Tirant les conséquences de cet arrêt de la Cour de Justice de l'Union Européenne, la Cour de Cassation a, par arrêt en date du 16 février 2023, statué ainsi :
'La Cour de justice de l'Union européenne a dit pour droit que les articles 28 et 30 du Traité sur le fonctionnement de l'Union européenne ne s'opposent pas à ce que la valeur des biens transférés de France à destination d'un autre Etat membre de l'Union européenne soit prise en compte dès ledit transfert, pour déterminer le chiffre d'affaires annuel qui constitue l'assiette de la contribution sociale de solidarité des sociétés, à condition que leur valeur soit déduite de ladite assiette lorsque ces biens ne sont pas destinés à être vendus dans l'autre Etat membre ou ont été réacheminés dans l'Etat membre d'origine sans avoir été vendus.

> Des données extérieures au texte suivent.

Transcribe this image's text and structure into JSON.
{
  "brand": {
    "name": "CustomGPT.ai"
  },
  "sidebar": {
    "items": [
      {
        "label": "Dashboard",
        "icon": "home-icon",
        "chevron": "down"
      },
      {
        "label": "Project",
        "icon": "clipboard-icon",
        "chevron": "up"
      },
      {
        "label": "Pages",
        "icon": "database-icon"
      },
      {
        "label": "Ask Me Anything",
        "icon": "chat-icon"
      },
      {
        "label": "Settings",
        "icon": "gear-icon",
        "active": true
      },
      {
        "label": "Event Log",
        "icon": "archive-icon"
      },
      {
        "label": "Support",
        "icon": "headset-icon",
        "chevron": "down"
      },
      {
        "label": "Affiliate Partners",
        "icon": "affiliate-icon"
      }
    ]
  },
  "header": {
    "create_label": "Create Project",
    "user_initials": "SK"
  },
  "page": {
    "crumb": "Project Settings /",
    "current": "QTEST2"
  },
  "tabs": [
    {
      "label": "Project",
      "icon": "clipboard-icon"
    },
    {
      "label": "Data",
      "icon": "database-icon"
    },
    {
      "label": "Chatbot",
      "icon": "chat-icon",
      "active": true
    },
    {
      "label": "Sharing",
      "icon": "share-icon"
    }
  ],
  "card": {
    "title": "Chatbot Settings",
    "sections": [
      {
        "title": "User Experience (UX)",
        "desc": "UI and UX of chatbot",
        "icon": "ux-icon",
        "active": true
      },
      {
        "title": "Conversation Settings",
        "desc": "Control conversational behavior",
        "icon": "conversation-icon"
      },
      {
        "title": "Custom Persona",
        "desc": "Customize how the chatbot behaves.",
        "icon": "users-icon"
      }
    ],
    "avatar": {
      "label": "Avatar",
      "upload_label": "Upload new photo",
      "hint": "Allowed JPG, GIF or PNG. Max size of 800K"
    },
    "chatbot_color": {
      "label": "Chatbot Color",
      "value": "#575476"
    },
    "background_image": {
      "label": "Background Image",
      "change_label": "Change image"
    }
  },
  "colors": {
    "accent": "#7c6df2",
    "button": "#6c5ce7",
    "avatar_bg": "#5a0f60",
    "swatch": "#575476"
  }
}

La possibilité pour le cotisant d'agir, sur le fondement de l'article L. 243-6 du code de la sécurité sociale, en remboursement des contributions indûment acquittées n'équivaut pas à la possibilité de déduire de l'assiette de la contribution sociale de solidarité des sociétés la valeur des biens qui ne sont pas destinés à être vendus dans l'Etat membre où ils ont été transférés ni celle des biens qui ont été réacheminés dans l'Etat membre d'origine sans avoir été vendus'.
Il s'en déduit que le mécanisme prévu à l'article L. 243-6 du code de la sécurité sociale (demande de remboursement de cotisations sociales) ne constitue pas la déduction de l'assiette des contributions visée par la Cour de Justice de l'Union Européenne.
La cour de cassation a maintenu sa position dans ses arrêts des 15 mai 2025 (n° 23-10.362 et n° 23-10.363) et 5 juin 2025 (n° 23-15.364), cassant des décisions se fondant sur l'existence du formulaire C3S qui contient une déclaration des opérations à soustraire et sur le recours dont dispose le redevable devant l'organisme et les tribunaux pour récupérer les sommes indûment versées, concernant les biens vendus.
Si l'URSSAF prend acte de cette jurisprudence et admet la restitution des sommes telles que visées à la condition 2 posée par la Cour de Justice Européenne, il n'en demeure pas moins que la réglementation telle qu'elle résultait de la législation sociale sur la période visée de 2018 à 2020 n'est pas conforme à cette exigence posée à la condition 2, à savoir la non-prise en compte de la valeur des stocks transférés dans un autre état membre non destinés à la vente ou la valeur des stocks d'invendus dans l'assiette de la C3S.
Le seul fait que l'URSSAF reconnaisse l'existence des conditions posées par la Cour de Justice Européenne n'équivaut pas à une modification de la réglementation applicable.